Alex, in this post, posits a hypothetical literary case:
Suppose a certifiably authentic new Shakespeare play is discovered. The text is mostly intact, but it's water-damaged in a few places, and some lines need to be guessed at. Perhaps large parts of it use some kind of shorthand which must be deciphered, but once the method is figured out it's all perfectly clear. Perhaps parts of the play were scattered all over the globe and it took a scholar many years to assemble them. When it's all put together, ... it's a ragingly magnificent tragedy on the level of Hamlet....
and then asks the question:
[W]ould the scholar [then] dare to claim copyright?
Alex guesses the scholar wouldn't because the play is certifiably written by Shakespeare. But, applying the above principles of British copyright law, the scholar would have to be an idiot to not secure, then claim and enforce copyright status for his work; copyright to which, as a matter of law, his work would be entitled.

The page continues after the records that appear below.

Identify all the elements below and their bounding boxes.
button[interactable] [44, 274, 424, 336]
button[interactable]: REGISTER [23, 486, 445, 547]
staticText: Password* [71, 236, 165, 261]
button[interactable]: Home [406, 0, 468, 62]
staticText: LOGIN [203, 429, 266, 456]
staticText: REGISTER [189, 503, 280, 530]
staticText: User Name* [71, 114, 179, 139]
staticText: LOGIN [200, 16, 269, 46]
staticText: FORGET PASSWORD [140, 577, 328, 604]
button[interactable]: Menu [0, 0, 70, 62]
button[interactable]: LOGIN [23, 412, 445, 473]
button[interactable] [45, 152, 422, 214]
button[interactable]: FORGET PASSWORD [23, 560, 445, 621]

And, finally, on the matter of a copyright owner being referred to as the work's "author", that's nothing to get riled up about as it's merely a legal designator, and in the case of an edition of an existing work, refers only to the "authorship" of the copyright edition, not the underlying original work.
Update (1:02 PM Eastern on 24 May): Alex Ross, his busy schedule notwithstanding, has entirely too much time on his hands.